Historical Setting: 793 C.E. Skåne
The dark emptiness of grief —
She shouts her enticements to my back as I am walking away, inland, maybe, following this river back to its source.
She raises her voice, “You’re right. We don’t have any rune for this, and even laying one rune on another we have none!”
“There is nothing to say, Sjókona. I’m grieving.”
“Consider ‘dagaz’ for light of the gods… You need to learn more before you can know anything. You are walking into a day of darkness.”
As I set enough distance between us now, I can barely hear her shouting unknown words at me. Maybe they are accusations cursing me with some kind of holy darkness.
I’m pretty sure a dearth of explanation isn’t the cause of my grief. Grief happens among Christians and Pagens as well. Simply, love is missing. We, who are of earth, tend to make this love thing — this all-encompassing God and heaven who is a god bigger than words can say — into something small and earthly or simply an afterthought to impose a waxen seal on a document of words. If love is real, so is the void when it is gone. And if love is small and manageable, so is the void it leaves. But I’m not managing the void well.

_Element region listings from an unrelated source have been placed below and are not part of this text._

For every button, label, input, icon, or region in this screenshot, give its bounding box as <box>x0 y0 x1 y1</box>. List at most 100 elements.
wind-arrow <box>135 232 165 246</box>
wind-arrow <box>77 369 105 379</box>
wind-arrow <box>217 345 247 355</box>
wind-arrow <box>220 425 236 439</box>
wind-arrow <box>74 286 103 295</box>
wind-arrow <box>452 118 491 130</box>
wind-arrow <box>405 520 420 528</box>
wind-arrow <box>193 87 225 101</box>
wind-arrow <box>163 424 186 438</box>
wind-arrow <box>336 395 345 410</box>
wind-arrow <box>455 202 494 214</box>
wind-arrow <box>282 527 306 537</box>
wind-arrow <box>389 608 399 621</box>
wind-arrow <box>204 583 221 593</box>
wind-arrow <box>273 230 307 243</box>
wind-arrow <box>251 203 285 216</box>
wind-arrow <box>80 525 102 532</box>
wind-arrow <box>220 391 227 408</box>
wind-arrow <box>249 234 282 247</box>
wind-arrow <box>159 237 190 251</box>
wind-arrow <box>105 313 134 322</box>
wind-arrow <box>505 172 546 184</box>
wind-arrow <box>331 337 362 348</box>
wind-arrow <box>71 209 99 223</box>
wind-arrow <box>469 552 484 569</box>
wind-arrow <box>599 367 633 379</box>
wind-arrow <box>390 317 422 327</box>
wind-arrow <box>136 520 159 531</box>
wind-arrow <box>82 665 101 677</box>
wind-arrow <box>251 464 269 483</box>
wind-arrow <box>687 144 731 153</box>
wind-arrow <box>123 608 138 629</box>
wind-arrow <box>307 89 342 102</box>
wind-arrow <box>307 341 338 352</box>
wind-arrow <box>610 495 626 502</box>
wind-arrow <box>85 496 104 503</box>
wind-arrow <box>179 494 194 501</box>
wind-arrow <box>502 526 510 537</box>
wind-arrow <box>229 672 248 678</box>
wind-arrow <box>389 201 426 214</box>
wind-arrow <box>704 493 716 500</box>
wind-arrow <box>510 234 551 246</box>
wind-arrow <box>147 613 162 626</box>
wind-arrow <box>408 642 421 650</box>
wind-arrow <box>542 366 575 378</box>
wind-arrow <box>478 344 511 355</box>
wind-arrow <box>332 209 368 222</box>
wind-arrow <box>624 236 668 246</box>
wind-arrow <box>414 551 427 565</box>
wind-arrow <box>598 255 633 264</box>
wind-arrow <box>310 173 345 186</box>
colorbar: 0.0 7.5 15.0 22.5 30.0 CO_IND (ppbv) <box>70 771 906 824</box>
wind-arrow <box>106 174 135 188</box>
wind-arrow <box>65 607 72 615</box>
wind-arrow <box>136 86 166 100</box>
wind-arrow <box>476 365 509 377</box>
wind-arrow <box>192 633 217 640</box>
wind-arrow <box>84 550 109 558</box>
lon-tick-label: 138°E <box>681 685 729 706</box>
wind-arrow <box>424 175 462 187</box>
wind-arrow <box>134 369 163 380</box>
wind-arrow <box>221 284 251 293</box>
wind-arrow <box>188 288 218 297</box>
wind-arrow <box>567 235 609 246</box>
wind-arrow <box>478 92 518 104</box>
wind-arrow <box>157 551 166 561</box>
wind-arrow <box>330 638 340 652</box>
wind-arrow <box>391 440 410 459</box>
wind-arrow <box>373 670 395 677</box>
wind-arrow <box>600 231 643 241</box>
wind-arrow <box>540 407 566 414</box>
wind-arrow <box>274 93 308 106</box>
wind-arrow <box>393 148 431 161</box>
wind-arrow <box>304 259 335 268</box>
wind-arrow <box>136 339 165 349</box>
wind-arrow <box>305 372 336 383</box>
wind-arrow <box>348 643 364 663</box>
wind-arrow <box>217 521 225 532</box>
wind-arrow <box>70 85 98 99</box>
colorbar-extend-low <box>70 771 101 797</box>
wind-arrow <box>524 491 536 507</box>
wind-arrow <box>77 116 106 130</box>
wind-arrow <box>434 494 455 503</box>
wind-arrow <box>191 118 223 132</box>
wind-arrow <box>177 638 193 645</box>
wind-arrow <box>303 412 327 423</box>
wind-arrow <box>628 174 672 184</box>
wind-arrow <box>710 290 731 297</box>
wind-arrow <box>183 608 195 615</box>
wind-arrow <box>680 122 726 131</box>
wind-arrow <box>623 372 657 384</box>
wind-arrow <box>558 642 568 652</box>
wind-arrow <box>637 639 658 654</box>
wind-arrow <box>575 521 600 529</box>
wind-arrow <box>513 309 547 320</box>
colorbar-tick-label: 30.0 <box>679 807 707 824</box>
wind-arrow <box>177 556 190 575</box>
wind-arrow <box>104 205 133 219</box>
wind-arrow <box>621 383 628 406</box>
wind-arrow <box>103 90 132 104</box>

Walking toward the mountains, what looks to be a river is really a deep bay, a long finger of the sea reaching between the rising mountains. The river of tide water curls into a harbor, here, and even the sea drinks from the fresh springs off the mountainsides.
As I had guessed a shipyard is here. It is a busy place in this season. Fresh streams, flowing free of ice again, and the wanderlust of human loves billow where the west winds don’t go. So, yes, rowers are needed. I don’t need complicated words to sign on to this work.
I find one of the sailors who rode across the sea with Sjókona and I on our journey here. With the few words I know, and some scratches in the sand, I can let them know she’s alone there. Maybe that’s as she wishes to be. If it isn’t, she can ask them to take her home. I will be a rower on a different boat then.
There are no expectations or obligations owning me so I’ll take up an oar and go wherever this ship goes. There is very little difference between being free and being lost.